Temporal and spatial HLS smoothing over image sequence.
Timelapse Polisher analyses the luminance (and optionally hue and saturation) changes of an image sequence both spatially and temporally, smoothes the changes out using Savitzky–Golay filter and then applies corrections to make the changes appear smooth over time. While the script is capable of doing all this pixel by pixel, experiments have shown it is usually best to do the analysing and smoothing on a down scaled and blurred version of the input images. Otherwise you would be correcting for noise and high frequency movements etc.
Here is an example before/after comparison: https://youtu.be/Wwqp80QfCsk
Here is an example stat graph produced by the script:
usage: timelapse_polisher.py [-h] [-hue] [-sat] [-d DOWNSCALE] [-b BLUR]
[-wl WINDOW_LENGTH] [-po POLY_ORDER]
[-do DOWNSCALE_OUTPUT] [-pi] [-pl]
[-of OUT_FOLDER] [-f] [-sp] [-p]
files [files ...]
positional arguments:
files List of files e.g: *.jpg
optional arguments:
-h, --help show this help message and exit
-hue, --hue-smooth Smooth hues as well. Default = False
-sat, --saturation-smooth
Smooth saturations as well. Default = False
-d DOWNSCALE, --downscale DOWNSCALE
Downscale input image by this factor before measuring
luminances. Default = 8.
-b BLUR, --blur BLUR Gaussian blur the luminance map by this factor.
Default = 20.
-wl WINDOW_LENGTH, --window-length WINDOW_LENGTH
Window length for Savitzky-Golay filter. Default = 51
or number of input files whichever is smaller. This
will be rounded down to nearest odd number.

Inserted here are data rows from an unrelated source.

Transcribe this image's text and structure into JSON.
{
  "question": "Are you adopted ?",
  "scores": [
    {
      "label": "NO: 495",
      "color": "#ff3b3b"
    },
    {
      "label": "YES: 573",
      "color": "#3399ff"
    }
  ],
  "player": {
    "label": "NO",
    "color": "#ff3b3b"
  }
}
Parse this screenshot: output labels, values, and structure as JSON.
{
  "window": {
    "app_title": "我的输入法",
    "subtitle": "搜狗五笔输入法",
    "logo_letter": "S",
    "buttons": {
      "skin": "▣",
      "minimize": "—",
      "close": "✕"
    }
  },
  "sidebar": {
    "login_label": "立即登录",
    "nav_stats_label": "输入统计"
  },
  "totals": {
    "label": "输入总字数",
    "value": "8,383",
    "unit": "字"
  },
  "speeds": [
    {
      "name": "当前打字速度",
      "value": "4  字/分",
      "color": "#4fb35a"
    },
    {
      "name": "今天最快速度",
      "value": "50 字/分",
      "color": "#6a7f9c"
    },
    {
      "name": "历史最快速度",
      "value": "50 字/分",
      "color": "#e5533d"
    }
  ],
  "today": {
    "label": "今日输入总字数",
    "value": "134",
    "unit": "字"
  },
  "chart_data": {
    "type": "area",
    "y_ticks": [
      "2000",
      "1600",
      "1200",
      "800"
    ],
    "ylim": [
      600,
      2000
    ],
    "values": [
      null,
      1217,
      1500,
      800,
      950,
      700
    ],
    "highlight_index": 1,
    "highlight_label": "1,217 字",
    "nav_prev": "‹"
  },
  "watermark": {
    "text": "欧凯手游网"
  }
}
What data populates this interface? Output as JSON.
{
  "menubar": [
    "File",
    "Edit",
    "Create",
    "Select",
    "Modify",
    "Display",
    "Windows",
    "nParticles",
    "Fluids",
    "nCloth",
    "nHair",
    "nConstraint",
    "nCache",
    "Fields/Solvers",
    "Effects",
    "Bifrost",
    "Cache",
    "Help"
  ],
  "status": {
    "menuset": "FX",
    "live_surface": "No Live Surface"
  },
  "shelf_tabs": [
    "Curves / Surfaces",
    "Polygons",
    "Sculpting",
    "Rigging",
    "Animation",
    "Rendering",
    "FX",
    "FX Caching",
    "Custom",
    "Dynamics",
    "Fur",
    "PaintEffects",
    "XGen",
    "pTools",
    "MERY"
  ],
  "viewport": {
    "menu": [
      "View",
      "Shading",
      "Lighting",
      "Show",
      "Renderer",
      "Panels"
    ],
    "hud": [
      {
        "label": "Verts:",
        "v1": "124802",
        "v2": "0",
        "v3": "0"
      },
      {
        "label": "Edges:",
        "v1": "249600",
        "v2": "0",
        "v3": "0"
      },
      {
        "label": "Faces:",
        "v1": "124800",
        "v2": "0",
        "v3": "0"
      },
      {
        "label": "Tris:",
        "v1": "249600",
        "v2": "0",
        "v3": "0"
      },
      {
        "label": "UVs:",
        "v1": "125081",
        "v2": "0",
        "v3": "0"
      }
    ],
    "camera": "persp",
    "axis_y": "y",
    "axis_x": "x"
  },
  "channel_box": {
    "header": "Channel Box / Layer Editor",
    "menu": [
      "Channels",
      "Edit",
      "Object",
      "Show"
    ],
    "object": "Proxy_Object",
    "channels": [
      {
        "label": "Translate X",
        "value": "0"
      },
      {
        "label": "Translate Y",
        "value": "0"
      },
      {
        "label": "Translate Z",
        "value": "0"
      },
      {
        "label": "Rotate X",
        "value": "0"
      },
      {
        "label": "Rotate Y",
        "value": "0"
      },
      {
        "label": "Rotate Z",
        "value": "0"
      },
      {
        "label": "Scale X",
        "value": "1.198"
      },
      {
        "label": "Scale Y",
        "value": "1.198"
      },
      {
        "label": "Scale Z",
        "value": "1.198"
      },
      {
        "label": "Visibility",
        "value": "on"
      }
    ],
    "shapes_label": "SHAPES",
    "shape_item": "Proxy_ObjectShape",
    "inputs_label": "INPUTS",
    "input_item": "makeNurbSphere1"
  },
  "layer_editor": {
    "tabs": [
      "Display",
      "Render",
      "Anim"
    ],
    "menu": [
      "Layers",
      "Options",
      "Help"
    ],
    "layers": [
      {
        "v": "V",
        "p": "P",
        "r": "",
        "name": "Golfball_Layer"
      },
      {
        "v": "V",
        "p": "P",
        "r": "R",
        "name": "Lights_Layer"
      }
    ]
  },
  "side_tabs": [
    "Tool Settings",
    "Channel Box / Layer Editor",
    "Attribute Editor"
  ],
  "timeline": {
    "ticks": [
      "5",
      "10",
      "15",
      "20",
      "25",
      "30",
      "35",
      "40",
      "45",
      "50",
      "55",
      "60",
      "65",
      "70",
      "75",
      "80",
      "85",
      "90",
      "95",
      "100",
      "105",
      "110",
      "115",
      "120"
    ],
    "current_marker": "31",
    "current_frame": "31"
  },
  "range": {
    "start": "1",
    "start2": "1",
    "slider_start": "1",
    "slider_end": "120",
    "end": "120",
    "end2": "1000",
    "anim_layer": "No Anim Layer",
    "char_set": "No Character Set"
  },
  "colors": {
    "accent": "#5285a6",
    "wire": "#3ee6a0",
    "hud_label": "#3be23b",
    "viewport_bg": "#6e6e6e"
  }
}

-po POLY_ORDER, --poly-order POLY_ORDER
Polynomial order for Savitzky-Golay filter. Default =
3. Must be less than window length.
-do DOWNSCALE_OUTPUT, --downscale-output DOWNSCALE_OUTPUT
Downscale the output images by this factor. Default =
1.
-pi, --preview-in Preview the first input image (half size) and exit.
-pl, --preview-lum Preview the first luminance map and exit.
-of OUT_FOLDER, --out-folder OUT_FOLDER
Name of the output folder to be created under current
working path. Default = 'df'
-f, --force With this flag the output folder will be deleted if it
exists and a new one will be created.
-sp, --show-plot Show a plot of mean HLS for input and output images
with correction graph.
-p, --preview Output and show a preview video.